To date the Edinburgh Postnatal Depression Scale (EPDS) (Cox et al., 1987), a ten-item inventory, is the screening tool of choice worldwide, both for the antenatal (Matthey et al., 2006, Murray, 1988) and the postnatal periods. However, a first review on studies that used EPDS revealed that the likelihood of detecting false positives with the EPDS is about 50% (Eberhard-Gran et al., 2001) and a recent meta-analysis performed on 274 studies found that there was a large variation in estimates of sensitivity and specificity between studies (Gibson et al., 2009). It should be kept in mind that the EPDS was developed to screen women for depression, not as a diagnostic tool, thus clinical confirmation of the diagnosis is essential, because many women without depression might be falsely identified as depressed: these women may exhibit a high EPDS score and have anxiety symptoms rather than depressive ones (Rowe et al., 2008), and as such not satisfy the criteria for a diagnosis of depression.

Women who report high scores on screening questionnaires or who meet the criteria for major depression are heterogeneous: their illnesses include a variety of anxiety, obsessional and post-traumatic stress disorders, together with depression associated with adversity and primary depression linked to bipolar disorder (Brockington, 2004). Furthermore, literature suggests that anxiety is a feature of perinatal depression (Hendrick et al., 2000, Ross et al., 2003) and that many depression screening scales, such as EPDS (Cox et al., 1987), also include items assessing anxiety symptoms.

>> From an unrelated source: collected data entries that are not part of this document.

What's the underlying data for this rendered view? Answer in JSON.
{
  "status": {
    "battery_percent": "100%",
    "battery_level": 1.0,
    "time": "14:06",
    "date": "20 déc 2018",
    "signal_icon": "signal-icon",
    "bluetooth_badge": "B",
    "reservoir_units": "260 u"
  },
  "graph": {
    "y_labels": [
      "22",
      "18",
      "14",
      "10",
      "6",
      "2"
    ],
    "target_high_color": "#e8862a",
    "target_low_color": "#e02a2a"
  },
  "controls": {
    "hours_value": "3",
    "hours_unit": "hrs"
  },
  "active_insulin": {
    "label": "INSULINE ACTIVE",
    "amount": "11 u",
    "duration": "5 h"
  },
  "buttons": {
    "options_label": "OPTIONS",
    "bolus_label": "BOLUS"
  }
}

With regard to the EPDS, although the instrument was conceptualised to detect probable cases of depression, authors reported that the instrument has both a depression factor and an anxiety factor (Brouwers et al., 2001, Phillips et al., 2009). Therefore, even false positives (against criteria for depression) might present clinically relevant symptoms that need treatment. There is growing recognition that in current usage “postpartum depression” is an umbrella term that includes a heterogeneous group of conditions with features of both depression and anxiety, underlying the need for a new definition of the PPD constructs itself.

Thus, both the construct and the prevalence estimates of PPD are strictly related to the instruments used to assess it. In the light of these methodological issues, it could be hypothesized that different, specific risk factors might play a different role in predicting different “postpartum distresses”.

The first aim of this study was to assess the prevalence and the functional impairment of “postpartum distress” conceptualized as: the proportion of women who had an EPDS score of 13 or more indicating probable depressive disorder (probable depression), major or minor depression (MMD) and false positives (EPDS score of 13 or more, without mMD).

The second aim was to assess the EPDS features in these groups in terms of EPDS total score and EPDS anxiety and depression subscale, as defined by Phillips et al. (2009).

The third aim was to assess the specific role of anxiety disorders, diagnosed at the 1st trimester of pregnancy (between the 12th and 15th gestational week), in predicting probable depression (EPDS score of 13 or more), major or minor depression (MMD) and false positives (EPDS score of 13 or more, without mMD).